I tumbled down from a height of around 3 feet from the ground on my head today.By God's grace some one broke the full impact of the fall trying to hold me back so that saved my neck from breaking so now I have a sprained neck and a shoulder for a few days. Had a busy night trying to resuscitate a patient of brain-stem bleed with a tracheostomy tube who had most probably developed a nosocomial pneumonia-I did not hold much hope for him but strange things happen here as limited as the facilities are.He was breathing better and his temperature had considerably come down.We had to knock doors of the local pharmaccies and managed to get some leincomycin,we had amikacin and pip-taz with us. Sanish is back so I have the luxury of having someone to take the call at night. Tomorrow I have a hysterectomy posted at eight in the morning.Hopefully my neck and my shoulder will relax with the analgesic to allow me to do the surgery uninterrupted. I have also intrestingly been analysing the stats and demographic profile of all the patients and services we have provided in the past nine months and it is throwing up some pretty interesting results.Analysing datas clear a lot of notions one entertains otherwise. I was of the impression that I was seeing mostly surgical and obstetric cases but the datas made me realise how wrong I was.I was seeing five times more medicine patients than all other specialities but the other specialities being out of my comfort zone seems to occupy more of my thought life. I just love this part.I got a map of the local area and mapped out our catchment area as well.I was doing exactly that today when I fell down, I was excitedly confirming certain facts from the community health staffs who had sauntered into my out-patient. In the meantime a local fellow wanted his wife's delivary to take place in our hospital but he had insured the cord blood for preservation in a lab in Chennai for the next twenty years.He came with the kit et al.This is a new one for our humble hospital but we are going ahead with it.

Tuesday, January 13, 2015

Open the eyes of my heart Lord!

It was a sad day indeed for me.I have always knowingly or unknowingly protected my parents from the idiosyncracies of my life.They were insistant that they wanted to visit me.I am in my forties,period.
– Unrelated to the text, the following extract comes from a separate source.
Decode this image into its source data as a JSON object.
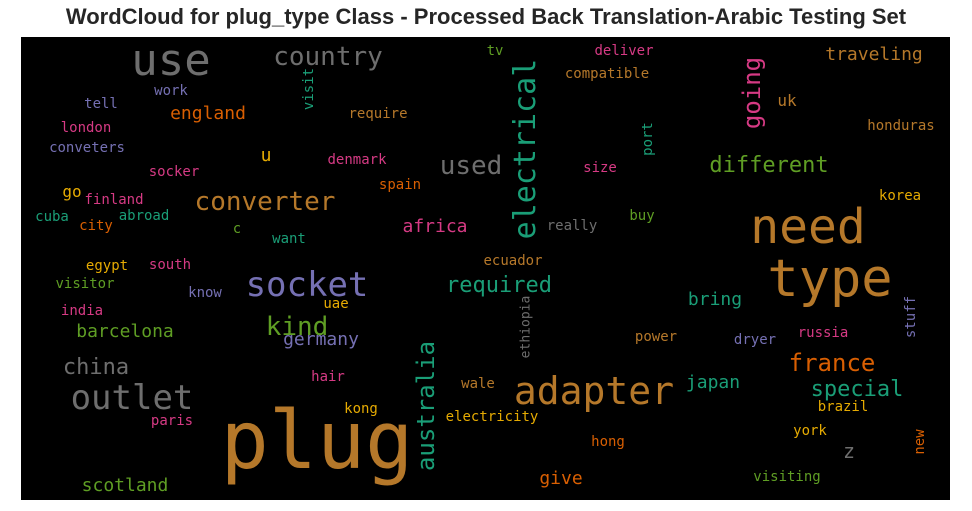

I made arrangements to organise a visit for them in my place of work in winter last year. We never realise how ineffective the testimonies of our lives are to others.I always thought I was doing a good job but mothers being what they are,see beyond everyone else. We live sad lives isolated socially,spiritually and physically.Even great missionaries in the past had solid prayer and social backing from their home church,but we have nothing,nothing at all.Our brokenness has reached such a level but we put on coloured lenses and live in castles of our own accepting some,rejecting some, according to the measures we make with our feeble find.We live defeated lives,I think atleast I do.I always wonder how the Lord sees it all. This year I thought I would invite my parents over.My sister told me naught.She told me that my mother wept all the way back from my place the last holidays she visited me. My parents are God-fearing parents and have lived sacrificially for us all their lives. She saw something perhaps I don't myself perceive. Lord open my eyes to see what it is and the courage and grace to make changes where necessary.